Era uma topografia confusa para os meus olhos de criança, e a distância no tempo não ajuda a deslindar o caleidoscópio de referências.
Lembro-me do cheiro sulfúrico de um túnel longo e de eu sair com medo de que a locomotiva me ferisse com um último fôlego, solto por entre o rodado e as bielas. Pouco antes tínhamos atravessado, a medo, um Douro que fazia ainda cachões e eu estava intrigado porque podia jurar (mas quem acreditaria em mim?) que o comboio tinha invertido a marcha em Campanhã antes de se aventurar na escuridão do túnel rumo a São Bento.
Lembro-me de ir, silencioso e acanhado, pela mão do meu pai, visitar alguns antros da juventude dele – ele que abandonara tão jovem a Invicta. Na lembrança não pára de chover, recolhemo-nos num café com torradas muito gordurosas, eu incomodado com as botas molhadas, ele impaciente por ir abraçar os seus em Santa Catarina.
O tio Alfredo aparece-me de óculos com aros metálicos e um relógio futurista, uma bata imaculadamente branca, emergindo de uns fundos que cheiravam a químicos, a beladona, a gesso e a infusões. Era de uma doçura e de uma solicitude que me pareciam estranhas, eu que o via tão pouco e não percebia que era assim mesmo que devia ser.
Era bem mais pausado e atento do que o irmão, parecia ter todo o tempo do mundo, um tempo que se diria directamente roubado à tumultuada irrequietude do meu pai. Aquele, creio, puxara mais ao estilo sereno e perseverante do meu avô; este fervilhava surdamente no desterro existencial, vulcânico e sentencioso, que herdara da minha avó carioca.
Os irmãos serenavam ambos na presença dos dois velhinhos que eram já os meus avós, que me recebiam numa torrente opressiva de beijos e me chamavam de um modo estranho, abrindo as vogais e empregando o diminutivo, numa conjugação que conferia transitoriamente ao meu nome uma natureza esdrúxula, proparoxítona.
Lembro-me de pratos cheios de bolinhas que obstinadamente fugiam diante do meu garfo, lembro-me de um cheiro a roupa húmida, como se a chuva ensopasse permanentemente os tecidos, lembro-me do bafio a cevada queimada e leite talhado e do chão a ranger debaixo do linóleo, numa pensão caduca a poucos metros da Batalha.
As minhas tias ocupavam um lugar mais distante, e dos meus primos, não obstante a contemporaneidade, recordo brincadeiras banais e aquela territorialidade que policia a aproximação de crianças tímidas.
Depois voltava a ter o meu pai só para mim, e regressávamos, esgotada mais qualquer peregrinação por um café ou um livreiro, numa corrida descendente para São Bento, onde por qualquer milagre nunca perdíamos o Foguete.

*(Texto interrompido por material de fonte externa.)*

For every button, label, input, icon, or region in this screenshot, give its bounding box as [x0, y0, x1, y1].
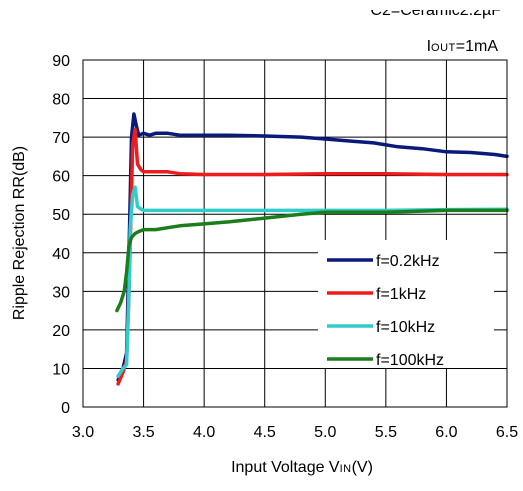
condition-output-current: IOUT=1mA [427, 38, 498, 56]
condition-current-value: =1mA [455, 38, 498, 55]
condition-current-subscript: OUT [431, 42, 456, 54]
legend-label: f=10kHz [376, 319, 435, 336]
y-tick-label: 50 [52, 207, 70, 224]
y-tick-label: 10 [52, 361, 70, 378]
legend-label: f=0.2kHz [376, 253, 440, 270]
x-axis-label-prefix: Input Voltage V [231, 459, 340, 476]
x-axis-label-subscript: IN [339, 463, 352, 475]
legend-label: f=100kHz [376, 352, 444, 369]
x-tick-label: 4.5 [254, 424, 276, 441]
y-tick-label: 0 [61, 400, 70, 417]
legend: f=0.2kHz f=1kHz f=10kHz f=100kHz [318, 240, 494, 369]
y-tick-label: 80 [52, 92, 70, 109]
y-tick-label: 30 [52, 284, 70, 301]
y-tick-label: 40 [52, 246, 70, 263]
series-line [116, 112, 509, 382]
y-tick-label: 70 [52, 130, 70, 147]
x-tick-label: 5.5 [375, 424, 397, 441]
x-axis-label: Input Voltage VIN(V) [231, 459, 373, 477]
x-tick-label: 5.0 [314, 424, 336, 441]
x-axis-label-unit: (V) [351, 459, 373, 476]
condition-capacitor: C2=Ceramic2.2µF [370, 2, 501, 19]
x-tick-label: 3.5 [132, 424, 154, 441]
plot-frame [82, 59, 508, 408]
tick-labels: 3.0 3.5 4.0 4.5 5.0 5.5 6.0 6.5 0 10 20 30 40 50 60 70 8… [52, 53, 518, 441]
x-tick-label: 3.0 [72, 424, 94, 441]
series-line [116, 185, 509, 378]
y-tick-label: 90 [52, 53, 70, 70]
y-axis-label: Ripple Rejection RR(dB) [11, 145, 28, 321]
x-tick-label: 6.5 [496, 424, 518, 441]
series-layer [115, 112, 509, 386]
legend-label: f=1kHz [376, 286, 426, 303]
x-tick-label: 4.0 [193, 424, 215, 441]
y-tick-label: 60 [52, 169, 70, 186]
series-line [115, 208, 509, 313]
y-tick-label: 20 [52, 323, 70, 340]
x-tick-label: 6.0 [435, 424, 457, 441]
condition-current-prefix: I [426, 38, 432, 55]
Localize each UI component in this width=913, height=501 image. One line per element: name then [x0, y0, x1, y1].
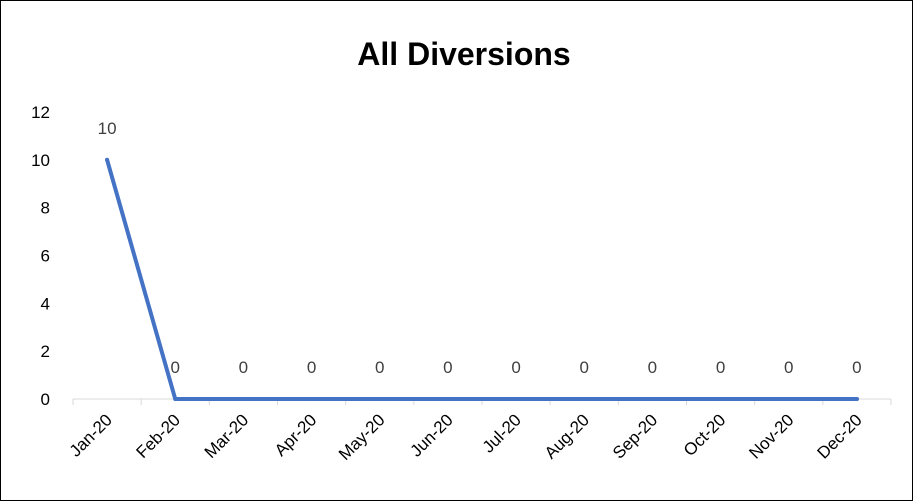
x-tick-label: Aug-20 — [541, 410, 593, 462]
data-label: 0 — [511, 358, 520, 377]
x-tick-label: Apr-20 — [271, 410, 321, 460]
data-point — [718, 397, 723, 401]
data-point — [309, 397, 314, 401]
data-label: 0 — [443, 358, 452, 377]
data-label: 0 — [648, 358, 657, 377]
y-tick-label: 10 — [31, 151, 50, 170]
data-label: 0 — [852, 358, 861, 377]
x-axis-ticks: Jan-20 Feb-20 Mar-20 Apr-20 May-20 Jun-20 Jul-… — [66, 399, 892, 464]
series-layer — [105, 157, 859, 401]
data-label: 0 — [307, 358, 316, 377]
data-point — [445, 397, 450, 401]
data-label: 10 — [98, 119, 117, 138]
data-labels: 10 0 0 0 0 0 0 0 0 0 0 0 — [98, 119, 862, 377]
data-point — [786, 397, 791, 401]
x-tick-label: Jun-20 — [407, 410, 457, 460]
data-point — [173, 397, 178, 401]
y-tick-label: 2 — [41, 342, 50, 361]
y-axis-ticks: 0 2 4 6 8 10 12 — [31, 103, 50, 409]
data-label: 0 — [239, 358, 248, 377]
data-point — [377, 397, 382, 401]
x-tick-label: Dec-20 — [814, 410, 866, 462]
data-label: 0 — [716, 358, 725, 377]
data-point — [854, 397, 859, 401]
x-tick-label: May-20 — [335, 410, 389, 464]
x-tick-label: Jan-20 — [66, 410, 116, 460]
data-label: 0 — [784, 358, 793, 377]
data-point — [582, 397, 587, 401]
x-tick-label: Nov-20 — [745, 410, 797, 462]
y-tick-label: 4 — [41, 294, 50, 313]
x-tick-label: Sep-20 — [609, 410, 661, 462]
data-point — [105, 157, 110, 162]
data-label: 0 — [580, 358, 589, 377]
x-tick-label: Feb-20 — [133, 410, 185, 462]
data-point — [241, 397, 246, 401]
x-tick-label: Mar-20 — [201, 410, 253, 462]
series-line — [105, 157, 859, 401]
data-point — [514, 397, 519, 401]
data-label: 0 — [375, 358, 384, 377]
x-tick-label: Jul-20 — [479, 410, 525, 456]
y-tick-label: 6 — [41, 247, 50, 266]
y-tick-label: 12 — [31, 103, 50, 122]
y-tick-label: 0 — [41, 390, 50, 409]
data-point — [650, 397, 655, 401]
x-tick-label: Oct-20 — [680, 410, 730, 460]
y-tick-label: 8 — [41, 199, 50, 218]
chart-title: All Diversions — [357, 36, 570, 72]
data-label: 0 — [171, 358, 180, 377]
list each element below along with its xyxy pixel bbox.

Depois o ar ia secando, e na trepidação nocturna eu ia decorando os nomes das estações até entrever, em Cabo Ruivo, a chama da refinaria que para mim simbolizava o regresso a casa.

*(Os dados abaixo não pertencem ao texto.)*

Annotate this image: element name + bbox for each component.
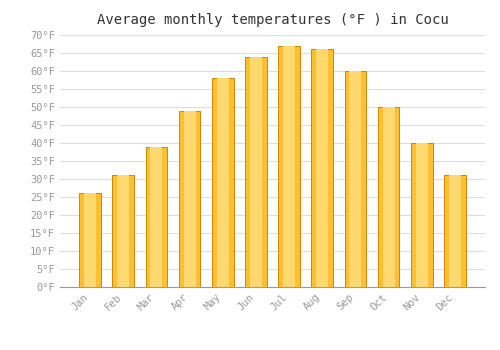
Bar [283, 46, 295, 287]
Bar [80, 194, 101, 287]
Bar [449, 175, 461, 287]
Bar [184, 111, 196, 287]
Bar [118, 175, 129, 287]
Bar [250, 57, 262, 287]
Bar [146, 147, 167, 287]
Bar [150, 147, 162, 287]
Bar [344, 71, 366, 287]
Bar [350, 71, 362, 287]
Bar [179, 111, 201, 287]
Bar [382, 107, 394, 287]
Bar [316, 49, 328, 287]
Bar [217, 78, 228, 287]
Bar [245, 57, 266, 287]
Title: Average monthly temperatures (°F ) in Cocu: Average monthly temperatures (°F ) in Co… [96, 13, 448, 27]
Bar [411, 143, 432, 287]
Bar [278, 46, 300, 287]
Bar [212, 78, 234, 287]
Bar [112, 175, 134, 287]
Bar [312, 49, 333, 287]
Bar [416, 143, 428, 287]
Bar [378, 107, 400, 287]
Bar [84, 194, 96, 287]
Bar [444, 175, 466, 287]
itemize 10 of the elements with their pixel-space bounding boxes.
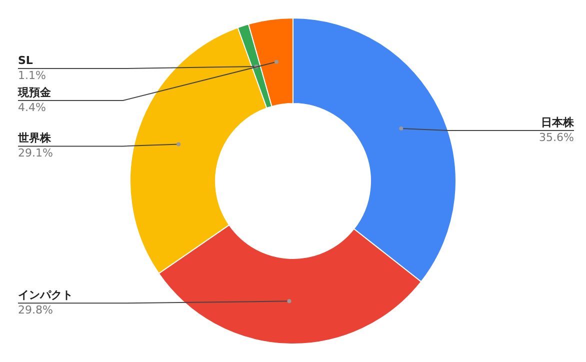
slice-label: 世界株 — [17, 132, 52, 145]
slice-label: 現預金 — [17, 86, 52, 99]
slice-label: SL — [18, 54, 33, 67]
data-label: 4.4% — [18, 100, 46, 114]
data-label: 1.1% — [18, 68, 46, 82]
data-label: 29.1% — [18, 146, 53, 160]
data-label: 35.6% — [539, 130, 574, 144]
slice-label: 日本株 — [541, 116, 575, 129]
data-label: 29.8% — [18, 304, 53, 317]
slice-label: インパクト — [18, 288, 73, 302]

Depois os meus avós paternos foram, pareceu-me que em rápida sucessão, para o Prado do Repouso, e deixou de haver a mesma motivação para as visitas periódicas, para essas calorosas celebrações do chamamento do sangue entre familiares vivendo em cidades que na altura eu julgava muito distantes.
Um dia estava a assistir a Once Upon a Time in America e há uma cena em que Noodles (Robert de Niro) regressa, vergado pelo tempo, ao som de Yesterday. Passaram mais de 30 anos, ele regressa de onde partiu mas parece emergir do nada.
Não sei bem explicar porquê mas lembrei-me do tio Alfredo, surgindo numa epifania a explicar-me que há a distância, há o silêncio, mas há uma doçura que tudo recobre e redime, e há o tempo que tudo cura, porque as pessoas serenas envelhecem mas verdadeiramente não mudam.
Essa não é obviamente a mensagem do filme, mas dele retive apenas a imagem e o ambiente e o pretexto para a recriação simbólica.
Ele era, desde esses anos longínquos em que os meus avós tinham deixado de apertar-me contra as suas vestes húmidas, o patriarca da família. O meu tio Alfredo.
Partiu há pouco, e ficámos sem patriarca na família.